The need for continuous use of antiparkinsonian medication with chronic schizophrenic patients receiving long-term neuroleptic therapy

Abstract
In a double-blind 6 wk study, 98 chronic schizophrenic patients receiving long-term neuroleptic [including, alone or combination, chlorpromazine hydrochloride, thioridazine, fluphenazine decanoate, trifluoperazine hydrochloride, haloperidol, thioproperazine and levomepromazine] treatment and trihexyphenidyl were switched to either placebo or trihexyphenidyl. Of the 75 patients given placebo, 51 (68%) vs. 1 of the 23 patients who continued on active trihexyphenidyl developed severe worsening of extrapyramidal signs, necessitating early termination from the study.

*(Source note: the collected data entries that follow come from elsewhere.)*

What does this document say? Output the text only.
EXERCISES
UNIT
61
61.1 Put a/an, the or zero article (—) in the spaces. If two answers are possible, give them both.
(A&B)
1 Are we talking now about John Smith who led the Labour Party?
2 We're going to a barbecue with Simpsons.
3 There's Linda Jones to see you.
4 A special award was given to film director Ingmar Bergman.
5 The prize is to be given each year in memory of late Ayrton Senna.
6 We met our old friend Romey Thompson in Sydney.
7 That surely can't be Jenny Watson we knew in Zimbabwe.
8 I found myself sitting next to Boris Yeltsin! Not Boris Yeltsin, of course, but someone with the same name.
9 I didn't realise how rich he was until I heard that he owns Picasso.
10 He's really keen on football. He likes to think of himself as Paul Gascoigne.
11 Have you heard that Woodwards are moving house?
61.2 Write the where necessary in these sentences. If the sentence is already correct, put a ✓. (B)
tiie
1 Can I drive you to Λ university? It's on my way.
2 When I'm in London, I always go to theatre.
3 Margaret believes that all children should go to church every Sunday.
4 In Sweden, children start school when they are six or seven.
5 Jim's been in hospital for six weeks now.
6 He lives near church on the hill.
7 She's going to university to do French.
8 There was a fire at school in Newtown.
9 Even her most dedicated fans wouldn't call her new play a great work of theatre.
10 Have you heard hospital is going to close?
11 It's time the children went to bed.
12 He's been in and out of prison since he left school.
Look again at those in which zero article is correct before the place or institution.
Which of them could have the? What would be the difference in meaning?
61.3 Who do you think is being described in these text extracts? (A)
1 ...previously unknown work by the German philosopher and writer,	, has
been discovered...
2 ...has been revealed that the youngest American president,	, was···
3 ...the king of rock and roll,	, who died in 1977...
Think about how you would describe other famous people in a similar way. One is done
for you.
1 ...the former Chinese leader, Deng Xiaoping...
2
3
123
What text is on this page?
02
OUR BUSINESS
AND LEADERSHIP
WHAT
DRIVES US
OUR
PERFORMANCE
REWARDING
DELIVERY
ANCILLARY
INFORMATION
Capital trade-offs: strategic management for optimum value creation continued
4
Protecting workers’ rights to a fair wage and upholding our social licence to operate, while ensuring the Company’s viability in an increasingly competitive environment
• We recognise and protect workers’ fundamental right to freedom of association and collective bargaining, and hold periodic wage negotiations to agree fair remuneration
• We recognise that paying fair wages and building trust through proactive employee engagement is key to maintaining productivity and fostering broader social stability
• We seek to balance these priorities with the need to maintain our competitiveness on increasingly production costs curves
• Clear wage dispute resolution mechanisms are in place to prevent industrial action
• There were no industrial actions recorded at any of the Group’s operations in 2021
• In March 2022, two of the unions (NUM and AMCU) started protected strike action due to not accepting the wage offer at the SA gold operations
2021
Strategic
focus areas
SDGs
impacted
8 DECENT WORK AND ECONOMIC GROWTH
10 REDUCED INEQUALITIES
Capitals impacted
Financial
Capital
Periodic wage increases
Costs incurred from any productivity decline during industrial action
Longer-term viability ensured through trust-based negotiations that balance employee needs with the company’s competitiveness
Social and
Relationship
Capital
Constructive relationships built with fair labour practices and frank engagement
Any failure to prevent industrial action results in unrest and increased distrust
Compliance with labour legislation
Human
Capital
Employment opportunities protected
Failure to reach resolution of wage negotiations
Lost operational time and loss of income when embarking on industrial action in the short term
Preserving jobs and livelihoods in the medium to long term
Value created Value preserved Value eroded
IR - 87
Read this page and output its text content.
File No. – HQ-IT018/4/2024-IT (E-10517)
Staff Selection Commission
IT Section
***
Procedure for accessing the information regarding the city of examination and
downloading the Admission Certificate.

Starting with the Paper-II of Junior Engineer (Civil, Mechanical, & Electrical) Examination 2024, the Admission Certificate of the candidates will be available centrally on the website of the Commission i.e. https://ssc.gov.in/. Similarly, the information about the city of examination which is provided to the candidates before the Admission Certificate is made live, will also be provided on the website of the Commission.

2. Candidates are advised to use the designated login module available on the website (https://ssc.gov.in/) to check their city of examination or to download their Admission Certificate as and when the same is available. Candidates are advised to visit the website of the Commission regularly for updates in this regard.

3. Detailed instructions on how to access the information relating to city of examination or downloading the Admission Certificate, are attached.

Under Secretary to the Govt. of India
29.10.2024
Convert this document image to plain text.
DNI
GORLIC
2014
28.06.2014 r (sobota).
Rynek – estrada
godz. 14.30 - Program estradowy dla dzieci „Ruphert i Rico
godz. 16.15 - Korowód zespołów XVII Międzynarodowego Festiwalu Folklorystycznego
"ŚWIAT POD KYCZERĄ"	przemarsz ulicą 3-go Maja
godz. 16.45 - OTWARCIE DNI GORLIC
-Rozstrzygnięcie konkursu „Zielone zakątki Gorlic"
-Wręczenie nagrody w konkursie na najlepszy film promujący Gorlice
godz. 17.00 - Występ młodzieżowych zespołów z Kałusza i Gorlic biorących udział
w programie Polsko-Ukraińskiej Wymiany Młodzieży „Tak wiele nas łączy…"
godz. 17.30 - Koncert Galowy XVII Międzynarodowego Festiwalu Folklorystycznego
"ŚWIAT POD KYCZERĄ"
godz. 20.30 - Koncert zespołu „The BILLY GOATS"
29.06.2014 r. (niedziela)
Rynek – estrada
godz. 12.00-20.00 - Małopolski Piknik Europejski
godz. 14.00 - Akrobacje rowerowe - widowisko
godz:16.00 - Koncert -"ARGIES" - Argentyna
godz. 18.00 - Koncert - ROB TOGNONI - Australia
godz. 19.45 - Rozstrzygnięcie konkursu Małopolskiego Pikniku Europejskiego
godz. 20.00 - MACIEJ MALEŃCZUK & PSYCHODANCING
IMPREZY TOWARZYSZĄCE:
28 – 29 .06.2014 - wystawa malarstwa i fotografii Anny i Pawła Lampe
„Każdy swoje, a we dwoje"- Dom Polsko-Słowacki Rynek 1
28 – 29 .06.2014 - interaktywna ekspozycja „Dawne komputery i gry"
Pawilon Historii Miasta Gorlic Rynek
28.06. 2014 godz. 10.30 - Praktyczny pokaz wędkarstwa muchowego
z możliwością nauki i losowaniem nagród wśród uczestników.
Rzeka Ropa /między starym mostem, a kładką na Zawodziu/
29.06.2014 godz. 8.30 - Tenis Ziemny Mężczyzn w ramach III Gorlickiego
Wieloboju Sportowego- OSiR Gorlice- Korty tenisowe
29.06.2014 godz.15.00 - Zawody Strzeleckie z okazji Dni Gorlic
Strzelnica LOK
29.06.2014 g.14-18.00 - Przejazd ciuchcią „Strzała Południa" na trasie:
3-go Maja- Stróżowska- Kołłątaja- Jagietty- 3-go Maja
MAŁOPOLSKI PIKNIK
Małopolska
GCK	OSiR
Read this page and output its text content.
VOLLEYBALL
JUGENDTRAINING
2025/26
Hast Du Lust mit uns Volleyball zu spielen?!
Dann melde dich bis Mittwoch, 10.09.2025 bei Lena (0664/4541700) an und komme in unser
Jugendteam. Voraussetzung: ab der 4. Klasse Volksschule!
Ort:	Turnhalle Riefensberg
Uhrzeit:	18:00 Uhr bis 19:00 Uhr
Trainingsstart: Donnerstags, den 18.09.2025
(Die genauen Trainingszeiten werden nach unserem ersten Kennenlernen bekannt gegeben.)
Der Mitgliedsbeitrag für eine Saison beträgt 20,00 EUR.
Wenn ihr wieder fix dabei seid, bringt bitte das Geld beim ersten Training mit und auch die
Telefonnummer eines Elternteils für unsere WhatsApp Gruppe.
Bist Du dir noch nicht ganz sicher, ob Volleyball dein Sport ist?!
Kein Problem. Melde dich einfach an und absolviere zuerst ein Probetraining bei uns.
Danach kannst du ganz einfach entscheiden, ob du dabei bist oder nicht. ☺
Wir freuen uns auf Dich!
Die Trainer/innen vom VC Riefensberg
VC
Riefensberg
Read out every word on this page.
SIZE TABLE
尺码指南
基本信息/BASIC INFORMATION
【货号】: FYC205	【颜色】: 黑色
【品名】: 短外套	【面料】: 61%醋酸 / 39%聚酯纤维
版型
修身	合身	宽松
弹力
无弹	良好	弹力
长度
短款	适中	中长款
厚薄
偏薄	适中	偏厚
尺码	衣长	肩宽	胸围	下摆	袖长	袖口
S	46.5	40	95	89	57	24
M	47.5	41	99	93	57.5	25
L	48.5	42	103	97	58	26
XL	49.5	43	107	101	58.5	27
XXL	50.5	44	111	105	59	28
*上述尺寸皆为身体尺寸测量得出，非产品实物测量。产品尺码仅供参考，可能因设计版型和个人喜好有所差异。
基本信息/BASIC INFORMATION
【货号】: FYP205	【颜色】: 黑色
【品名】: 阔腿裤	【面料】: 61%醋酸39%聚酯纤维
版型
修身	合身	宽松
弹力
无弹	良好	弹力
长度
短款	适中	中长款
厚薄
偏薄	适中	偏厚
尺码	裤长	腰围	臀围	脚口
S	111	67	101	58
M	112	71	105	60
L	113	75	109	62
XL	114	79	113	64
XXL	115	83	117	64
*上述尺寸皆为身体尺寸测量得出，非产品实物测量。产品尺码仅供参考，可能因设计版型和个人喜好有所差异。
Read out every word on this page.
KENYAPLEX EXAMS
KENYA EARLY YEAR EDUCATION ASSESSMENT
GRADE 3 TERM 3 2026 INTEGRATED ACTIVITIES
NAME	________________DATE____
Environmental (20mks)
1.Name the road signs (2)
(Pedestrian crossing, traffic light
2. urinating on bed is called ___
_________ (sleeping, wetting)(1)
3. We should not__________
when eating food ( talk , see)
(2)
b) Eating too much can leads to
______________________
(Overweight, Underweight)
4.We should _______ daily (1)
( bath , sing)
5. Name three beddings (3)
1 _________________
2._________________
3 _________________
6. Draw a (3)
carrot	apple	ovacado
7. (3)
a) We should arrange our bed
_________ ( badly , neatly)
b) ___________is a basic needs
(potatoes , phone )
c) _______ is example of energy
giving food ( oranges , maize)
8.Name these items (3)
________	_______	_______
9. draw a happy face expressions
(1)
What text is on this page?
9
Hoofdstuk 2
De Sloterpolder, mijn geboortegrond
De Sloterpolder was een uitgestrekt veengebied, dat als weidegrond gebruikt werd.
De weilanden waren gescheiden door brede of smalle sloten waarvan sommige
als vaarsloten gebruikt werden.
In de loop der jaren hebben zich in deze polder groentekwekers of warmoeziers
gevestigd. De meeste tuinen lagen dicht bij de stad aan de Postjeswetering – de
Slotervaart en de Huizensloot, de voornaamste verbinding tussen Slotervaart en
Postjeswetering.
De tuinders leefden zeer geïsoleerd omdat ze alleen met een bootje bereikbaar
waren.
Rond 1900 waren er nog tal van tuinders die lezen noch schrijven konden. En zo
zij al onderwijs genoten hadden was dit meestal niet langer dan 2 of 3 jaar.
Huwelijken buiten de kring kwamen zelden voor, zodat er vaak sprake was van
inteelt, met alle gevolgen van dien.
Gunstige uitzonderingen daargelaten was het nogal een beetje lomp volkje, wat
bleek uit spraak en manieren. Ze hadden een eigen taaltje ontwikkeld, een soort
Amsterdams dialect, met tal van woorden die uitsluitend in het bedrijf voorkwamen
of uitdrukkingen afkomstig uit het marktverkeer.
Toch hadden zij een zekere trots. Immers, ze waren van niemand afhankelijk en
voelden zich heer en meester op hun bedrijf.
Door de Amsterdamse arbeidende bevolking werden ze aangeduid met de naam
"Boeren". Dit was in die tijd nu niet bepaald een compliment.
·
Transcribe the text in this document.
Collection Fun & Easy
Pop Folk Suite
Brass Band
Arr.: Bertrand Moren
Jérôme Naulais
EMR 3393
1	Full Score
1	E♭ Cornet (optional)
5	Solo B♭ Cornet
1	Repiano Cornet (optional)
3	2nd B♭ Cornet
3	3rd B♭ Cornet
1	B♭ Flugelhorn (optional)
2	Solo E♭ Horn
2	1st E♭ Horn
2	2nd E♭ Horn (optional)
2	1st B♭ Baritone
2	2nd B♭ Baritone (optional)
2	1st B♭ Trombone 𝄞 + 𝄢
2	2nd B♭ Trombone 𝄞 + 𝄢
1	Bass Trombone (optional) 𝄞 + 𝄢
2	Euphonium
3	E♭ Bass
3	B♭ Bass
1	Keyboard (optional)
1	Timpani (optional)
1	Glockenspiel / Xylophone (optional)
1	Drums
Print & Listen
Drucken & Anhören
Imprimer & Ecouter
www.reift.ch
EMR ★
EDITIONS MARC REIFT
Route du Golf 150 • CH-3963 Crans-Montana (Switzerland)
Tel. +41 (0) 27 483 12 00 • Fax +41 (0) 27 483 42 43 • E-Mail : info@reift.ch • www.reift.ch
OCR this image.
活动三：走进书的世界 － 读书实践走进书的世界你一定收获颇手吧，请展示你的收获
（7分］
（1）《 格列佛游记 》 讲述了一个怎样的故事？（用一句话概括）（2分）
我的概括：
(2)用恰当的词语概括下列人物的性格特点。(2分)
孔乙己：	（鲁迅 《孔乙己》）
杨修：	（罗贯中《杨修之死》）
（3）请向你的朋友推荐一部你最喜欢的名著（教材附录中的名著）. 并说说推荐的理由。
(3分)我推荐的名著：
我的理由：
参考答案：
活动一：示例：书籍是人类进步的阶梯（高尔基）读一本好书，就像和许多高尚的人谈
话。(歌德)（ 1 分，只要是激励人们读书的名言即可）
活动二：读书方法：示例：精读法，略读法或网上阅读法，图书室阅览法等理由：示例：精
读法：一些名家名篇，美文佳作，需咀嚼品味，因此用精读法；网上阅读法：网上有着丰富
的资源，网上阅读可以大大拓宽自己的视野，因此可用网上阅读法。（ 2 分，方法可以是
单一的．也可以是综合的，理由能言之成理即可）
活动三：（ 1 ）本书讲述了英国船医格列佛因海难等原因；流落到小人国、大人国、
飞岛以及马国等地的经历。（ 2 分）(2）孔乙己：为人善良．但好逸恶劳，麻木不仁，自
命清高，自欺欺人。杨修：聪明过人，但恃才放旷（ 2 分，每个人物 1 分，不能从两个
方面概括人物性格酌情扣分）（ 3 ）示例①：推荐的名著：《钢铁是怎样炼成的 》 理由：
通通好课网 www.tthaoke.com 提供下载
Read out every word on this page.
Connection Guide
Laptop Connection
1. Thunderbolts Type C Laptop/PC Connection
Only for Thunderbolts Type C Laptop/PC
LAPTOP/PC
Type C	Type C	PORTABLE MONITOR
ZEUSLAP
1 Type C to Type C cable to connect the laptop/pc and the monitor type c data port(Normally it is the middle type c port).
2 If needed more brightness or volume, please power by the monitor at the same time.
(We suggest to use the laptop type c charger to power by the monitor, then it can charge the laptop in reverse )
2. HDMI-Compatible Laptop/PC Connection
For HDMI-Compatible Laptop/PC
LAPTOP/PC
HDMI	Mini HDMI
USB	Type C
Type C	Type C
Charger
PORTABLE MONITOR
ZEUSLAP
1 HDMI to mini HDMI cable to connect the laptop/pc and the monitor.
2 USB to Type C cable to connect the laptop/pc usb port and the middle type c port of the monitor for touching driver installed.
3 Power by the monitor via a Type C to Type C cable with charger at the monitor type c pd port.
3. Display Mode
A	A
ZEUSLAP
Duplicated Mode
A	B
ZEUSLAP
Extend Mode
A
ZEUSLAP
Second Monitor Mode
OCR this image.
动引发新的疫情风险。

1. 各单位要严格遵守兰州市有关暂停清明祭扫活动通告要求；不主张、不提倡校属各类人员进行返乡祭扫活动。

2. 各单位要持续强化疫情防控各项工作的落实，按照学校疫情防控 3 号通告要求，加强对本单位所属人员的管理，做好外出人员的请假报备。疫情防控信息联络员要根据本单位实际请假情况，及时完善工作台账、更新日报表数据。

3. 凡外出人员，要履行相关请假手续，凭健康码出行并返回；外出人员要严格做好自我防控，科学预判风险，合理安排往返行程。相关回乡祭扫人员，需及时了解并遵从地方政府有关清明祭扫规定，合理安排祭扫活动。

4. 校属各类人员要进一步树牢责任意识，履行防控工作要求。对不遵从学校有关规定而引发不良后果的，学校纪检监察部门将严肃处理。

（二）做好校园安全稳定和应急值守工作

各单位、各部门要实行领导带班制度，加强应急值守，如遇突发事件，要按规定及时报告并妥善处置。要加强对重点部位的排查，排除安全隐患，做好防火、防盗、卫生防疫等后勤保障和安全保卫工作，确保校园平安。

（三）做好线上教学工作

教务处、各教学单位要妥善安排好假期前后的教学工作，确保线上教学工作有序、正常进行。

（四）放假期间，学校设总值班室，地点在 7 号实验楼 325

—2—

Of the placebo patients, 21 (28%) vs. 2 (8.7%) of the trihexyphenidyl patients developed less severe worsening. Of the placebo patients, 50 (66.6%) but only 2 (8.7%) of the trihexyphenidyl patients had psychotic or other severe physical symptoms related to withdrawal of prestudy antiparkinsonian medication. The need for continuous use of antiparkinsonian medication in the long-term neuroleptic therapy of chronic schizophrenic patients was supported.